There are two moments in a 24-hour span each day that ground me in the fact that I am in a perpetual state of monotony – when I’m walking into the bathroom to get ready for bed, and when I stumble into that same bathroom the next morning to get ready for the day. There’s just something so distinctively repetitive about the way my bare feet feel on the soap scummed grout, the way the smell of shampoo emanates from the shower and hits my nostrils, the way that the flickering light above the mirror causes my eyes to scramble for focus. It could be stormy, snowy, or hazy outside, but I would never know because this room at the end of my hallway has no window, just the smudged reflection of my face day in and day out. It’s a face that used to be called out for being overly expressive. You have no poker face, they’d say. Not as much now. Poker face is often all I have to give. That stony “here we go again” expression is my new normal.
Normal. Whatever that means.
For the first few months of this fiasco, I would wax poetic about a life that will inevitably return to normal. Now, deeper into this thing, I recognize that while some elements of my life will be restored to original condition, the core of my being will not. I don’t want it to. The way that my life was before – the delicate way that it spun around me each hour, day, month, year – was weak. It crumpled so easily under the pressure of what was an inevitable seismic event. It has let out countless exasperated sighs, complaints of inconvenience, and visceral shock towards human misbehavior and exploitation. How the hell can a human being exist in this universe, with unparalleled access to historical texts and surround sound global suffering, be so incredibly shook by the state of the world in 2020?
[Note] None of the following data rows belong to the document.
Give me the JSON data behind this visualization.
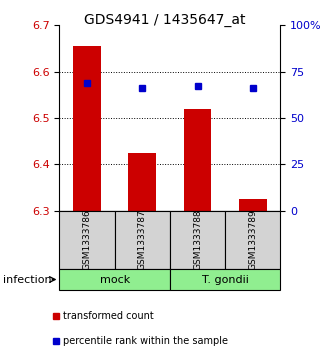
{
  "title": "GDS4941 / 1435647_at",
  "samples": [
    "GSM1333786",
    "GSM1333787",
    "GSM1333788",
    "GSM1333789"
  ],
  "bar_values": [
    6.655,
    6.425,
    6.52,
    6.325
  ],
  "bar_bottom": 6.3,
  "blue_values": [
    6.575,
    6.565,
    6.57,
    6.565
  ],
  "ylim_left": [
    6.3,
    6.7
  ],
  "ylim_right": [
    0,
    100
  ],
  "yticks_left": [
    6.3,
    6.4,
    6.5,
    6.6,
    6.7
  ],
  "yticks_right": [
    0,
    25,
    50,
    75,
    100
  ],
  "ytick_right_labels": [
    "0",
    "25",
    "50",
    "75",
    "100%"
  ],
  "bar_color": "#cc0000",
  "blue_color": "#0000cc",
  "infection_label": "infection",
  "legend_bar_label": "transformed count",
  "legend_dot_label": "percentile rank within the sample",
  "bar_width": 0.5,
  "sample_box_color": "#d3d3d3",
  "green_color": "#90ee90",
  "mock_indices": [
    0,
    1
  ],
  "gondii_indices": [
    2,
    3
  ]
}
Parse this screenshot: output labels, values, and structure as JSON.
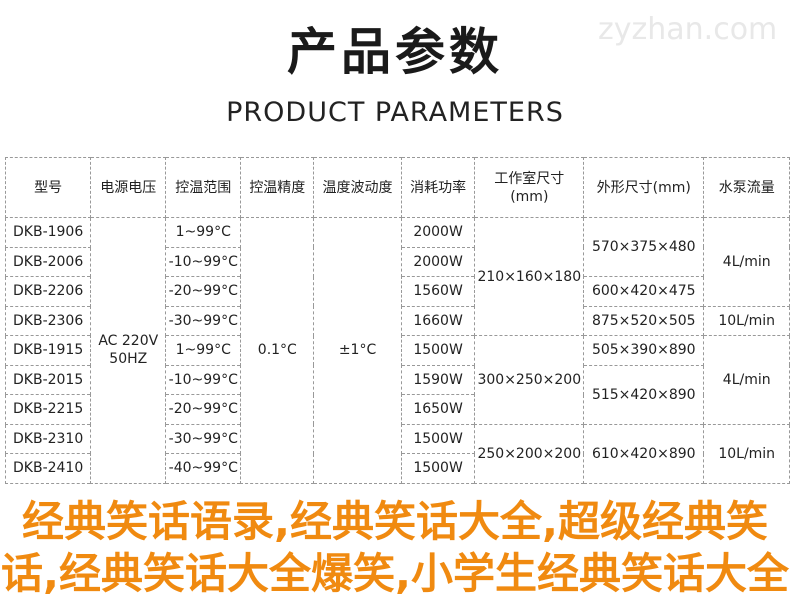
{
  "title": "产品参数",
  "subtitle": "PRODUCT PARAMETERS",
  "watermark": "zyzhan.com",
  "headers": [
    "型号",
    "电源电压",
    "控温范围",
    "控温精度",
    "温度波动度",
    "消耗功率",
    "工作室尺寸(mm)",
    "外形尺寸(mm)",
    "水泵流量"
  ],
  "models": [
    "DKB-1906",
    "DKB-2006",
    "DKB-2206",
    "DKB-2306",
    "DKB-1915",
    "DKB-2015",
    "DKB-2215",
    "DKB-2310",
    "DKB-2410"
  ],
  "ranges": [
    "1~99°C",
    "-10~99°C",
    "-20~99°C",
    "-30~99°C",
    "1~99°C",
    "-10~99°C",
    "-20~99°C",
    "-30~99°C",
    "-40~99°C"
  ],
  "powers": [
    "2000W",
    "2000W",
    "1560W",
    "1660W",
    "1500W",
    "1590W",
    "1650W",
    "1500W",
    "1500W"
  ],
  "voltage": [
    "AC 220V",
    "50HZ"
  ],
  "precision": "0.1°C",
  "fluctuation": "±1°C",
  "chamber": [
    "210×160×180",
    "300×250×200",
    "250×200×200"
  ],
  "outer": [
    "570×375×480",
    "600×420×475",
    "875×520×505",
    "505×390×890",
    "515×420×890",
    "610×420×890"
  ],
  "pump": [
    "4L/min",
    "10L/min",
    "4L/min",
    "10L/min"
  ],
  "overlay": "经典笑话语录,经典笑话大全,超级经典笑话,经典笑话大全爆笑,小学生经典笑话大全",
  "overlay_color": "#f08a10"
}
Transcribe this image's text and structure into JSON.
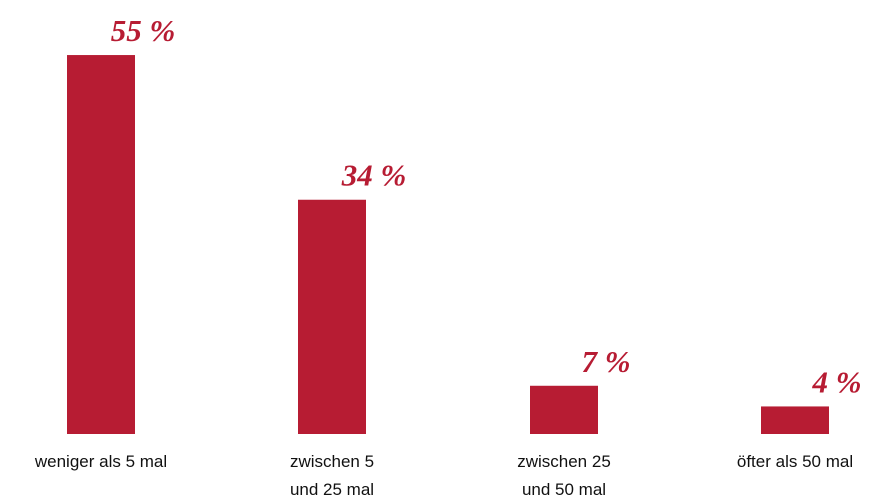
{
  "chart_data": {
    "type": "bar",
    "categories": [
      "weniger als 5 mal",
      "zwischen 5\nund 25 mal",
      "zwischen 25\nund 50 mal",
      "öfter als 50 mal"
    ],
    "values": [
      55,
      34,
      7,
      4
    ],
    "value_labels": [
      "55 %",
      "34 %",
      "7 %",
      "4 %"
    ],
    "color": "#b71c33"
  }
}
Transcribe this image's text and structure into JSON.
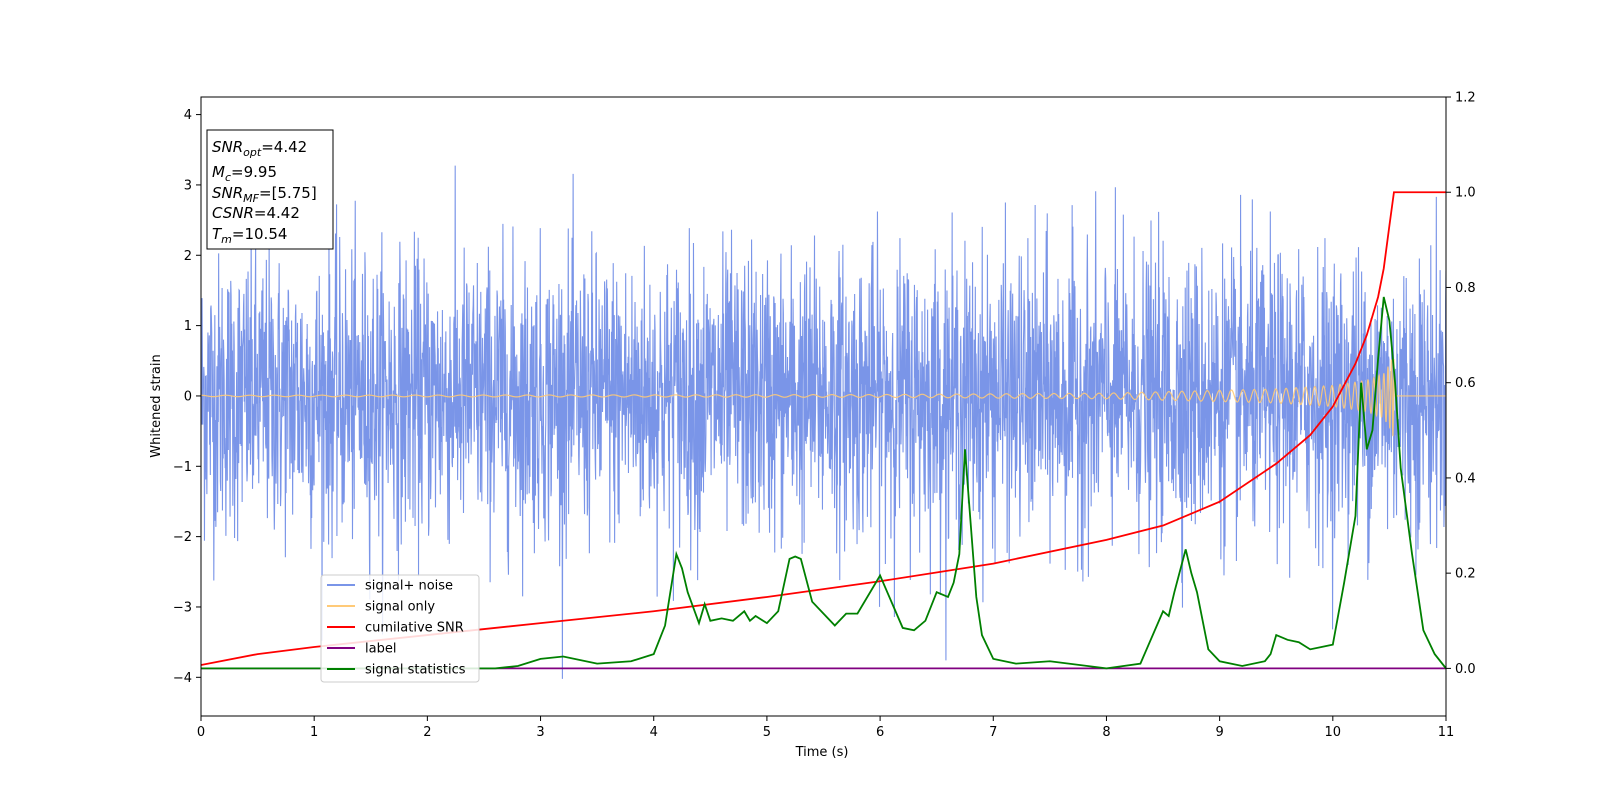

These are things that I think about as I brush my teeth in that tiny bathroom. Brush, spit, brush, spit, and then yank the floss out of its little box. As it slides across the gummy contours of my mouth, I consider how I have the gall to stand here and wallow in the mundane repetition of a world on fire and pretend like this choreographed coping is somehow novel because it’s happening to me.
I spit blood into the sink and watch it fade from red to pink to clear as it swirls down the drain. My husband reminds me that poor dental hygiene can lead to more daunting medical issues, so I’ve been committed to correcting my regimine. Yet, despite how much effort I now put into proper flossing, my mouth always bleeds violently. Every night, without fail.